Remember how Steven Soderbergh’s first Magic Mike (2012) film was a relatively small scale look at a bunch of men trying to get by in tough economic times? Probably not: those men made a living by stripping, and there’s something about a pack of ripped, half-naked men gyrating about that tends to pull an audience’s attention away from pretty much everything else.
The Soderberg-less sequel Magic Mike XXL (2015) steered hard into that and was a lot of silly, joyful fun. Now ‘Magic’ Mike Lane (Channing Tatum) is back with Soderbergh again directing – only this time Mike’s on his own in Miami, burdened by debt, and trying to make ends meet as a bartender. So we’re back to the themes of the original? Not for long.
When a former client recognises him behind the bar at a function for downbeat divorcee Maxandra Mendoza (Salma Hayek), words gets out about Mike’s former life, and soon Max is looking for a little magic to take her mind off her current plight. Next thing you know, she’s taken him to London to (re-)direct a theatre production she feels could use some spicing up.
The previous Magic Mike films were about a group of men happy to put the spotlight firmly and unapologetically on female pleasure. Mike hasn’t changed; he’s just narrowed his focus. But what happens when he gets involved with someone who (seemingly) wants him for something besides his body?
This is Soderbergh in a minor key, more interested in letting his characters be themselves than pushing them through some high-stakes plot. There are a few fairly predictable twists – uh oh, Max’s wealthy husband is using his clout to stifle her dreams – but as always in the Magic Mike universe, there are few problems that can’t be solved by half-naked men thrusting their groins at it.
Mike’s big sexy number comes early on during his first meeting with Max, as if to get it out of the way. If you’re here for Channing Tatum grinding and undulating, this is the film’s high point (it’s more sexual than actual on-screen sex would have been). The relationship that follows between them feels authentically messy, despite her wealth and his dream gig. You can see him occasionally chafing against the restrictions she puts on him at work: he knows what he’s doing, but she’s the money.
This film’s small scale and rough edges are as much a strength as a weakness. Much of the time it’s about a messy but gentle relationship between two adults where the drama is mostly just waiting to see if Max will get out of her own head long enough to see what’s right in front of her (taking off his shirt). As such this has its charms, especially when Max’s butler Victor (Ayub Khan-Din) provides some much-needed snark.
Let’s put on a show
Otherwise it’s a fairly straightforward and not overly inspired addition to the ‘let’s put on a show’ genre. The new dancers barely get names, let alone dialogue (the previous supporting cast are reduced to a single appearance via zoom), while their big performance at the climax is both physically impressive and almost disappointingly down-to-earth.

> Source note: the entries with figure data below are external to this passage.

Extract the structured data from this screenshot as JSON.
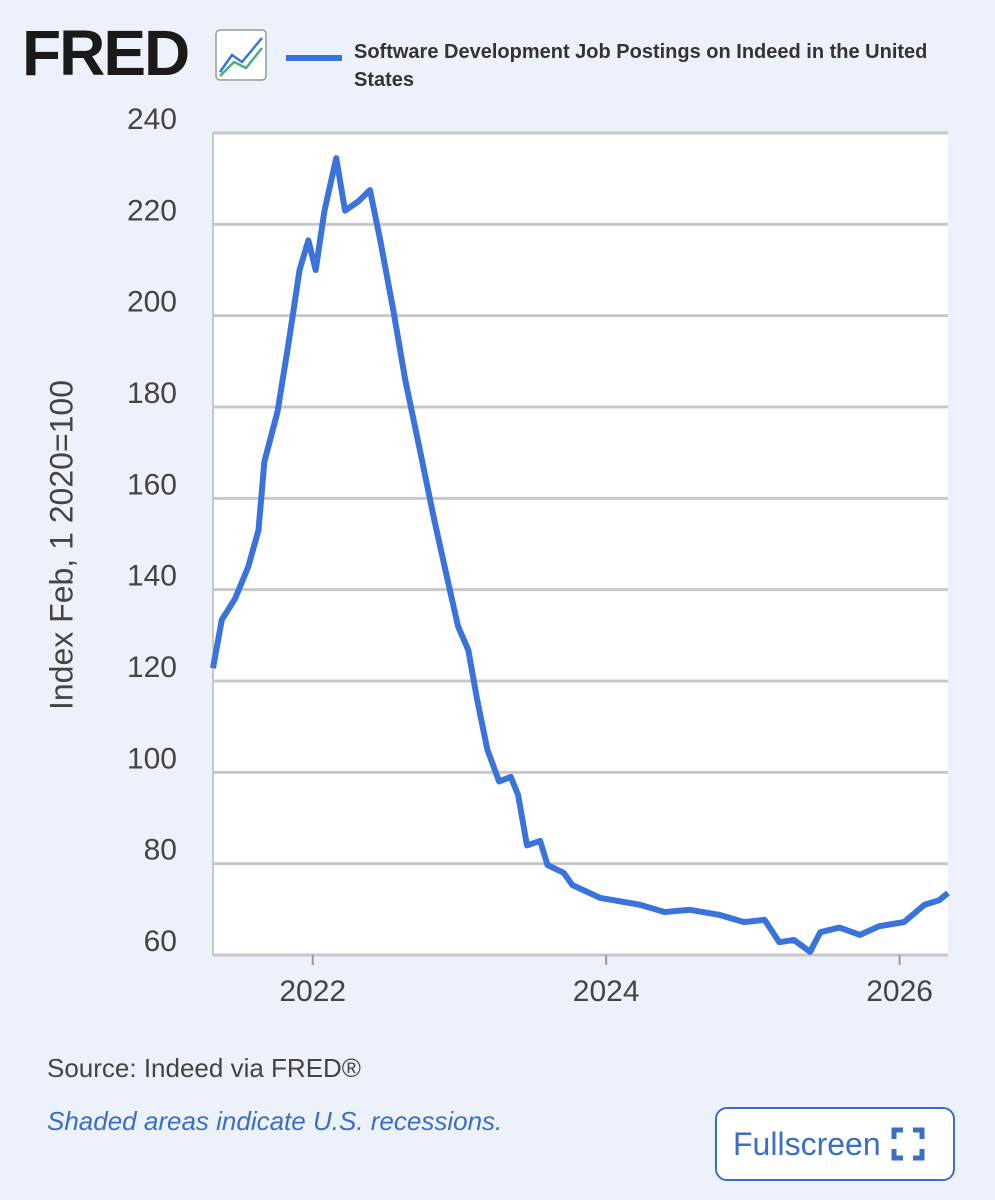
{
  "logo": "FRED",
  "chart_data": {
    "type": "line",
    "ylabel": "Index Feb, 1 2020=100",
    "x": [
      2021.32,
      2021.38,
      2021.47,
      2021.56,
      2021.63,
      2021.67,
      2021.76,
      2021.84,
      2021.91,
      2021.97,
      2022.02,
      2022.08,
      2022.16,
      2022.22,
      2022.31,
      2022.39,
      2022.46,
      2022.55,
      2022.63,
      2022.73,
      2022.83,
      2022.92,
      2022.99,
      2023.06,
      2023.12,
      2023.19,
      2023.27,
      2023.35,
      2023.4,
      2023.46,
      2023.55,
      2023.6,
      2023.71,
      2023.77,
      2023.96,
      2024.23,
      2024.4,
      2024.57,
      2024.77,
      2024.94,
      2025.08,
      2025.18,
      2025.28,
      2025.39,
      2025.46,
      2025.59,
      2025.73,
      2025.86,
      2026.03,
      2026.17,
      2026.27,
      2026.33
    ],
    "series": [
      {
        "name": "Software Development Job Postings on Indeed in the United States",
        "color": "#3a73d9",
        "values": [
          122.8,
          133.4,
          138,
          145,
          153,
          168,
          179,
          195,
          210,
          216.5,
          210,
          223,
          234.5,
          223,
          225,
          227.5,
          216.5,
          201,
          186,
          170.6,
          155,
          142,
          132,
          126.8,
          116,
          105,
          98,
          99,
          95,
          84,
          85,
          79.7,
          78,
          75.3,
          72.5,
          71,
          69.4,
          69.9,
          68.8,
          67.2,
          67.7,
          62.8,
          63.3,
          60.7,
          65,
          66,
          64.4,
          66.3,
          67.2,
          71,
          72,
          73.6
        ]
      }
    ],
    "xlim": [
      2021.32,
      2026.33
    ],
    "xticks": [
      2022,
      2024,
      2026
    ],
    "ylim": [
      60,
      240
    ],
    "yticks": [
      60,
      80,
      100,
      120,
      140,
      160,
      180,
      200,
      220,
      240
    ],
    "grid": true
  },
  "footer": {
    "source": "Source: Indeed via FRED®",
    "note": "Shaded areas indicate U.S. recessions.",
    "button": "Fullscreen"
  }
}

Magic Mike XXL ended with a series of stand-alone performances from the cast that might as well have been from a strip version of a Marvel movie, they were so (brilliantly) removed from reality. Here we just get a lot of very good dancers doing a series of well-crafted routines that vary from gymnastic to somewhat sexy.
Dance movies have fallen firmly from favour since the days of the classic Step Up series (basically the Fast & Furious of dance movies). Magic Mike’s Last Dance, which was originally set to go direct-to-streaming, probably isn’t going to bring them back. What made the genre work was going big and not being afraid to be silly if it made audiences feel good; this is more intimate, a private dance from a skilled professional who’s still invested in the moves.
Still, while it may not be a perfect showcase for Mike – or Tatum, whose endearing charm and understated comedic skills are easily as impressive as his moves – it’s always a pleasure to be welcoming him back to the centre stage.
Magic Mike’s Last Dance is in cinemas now.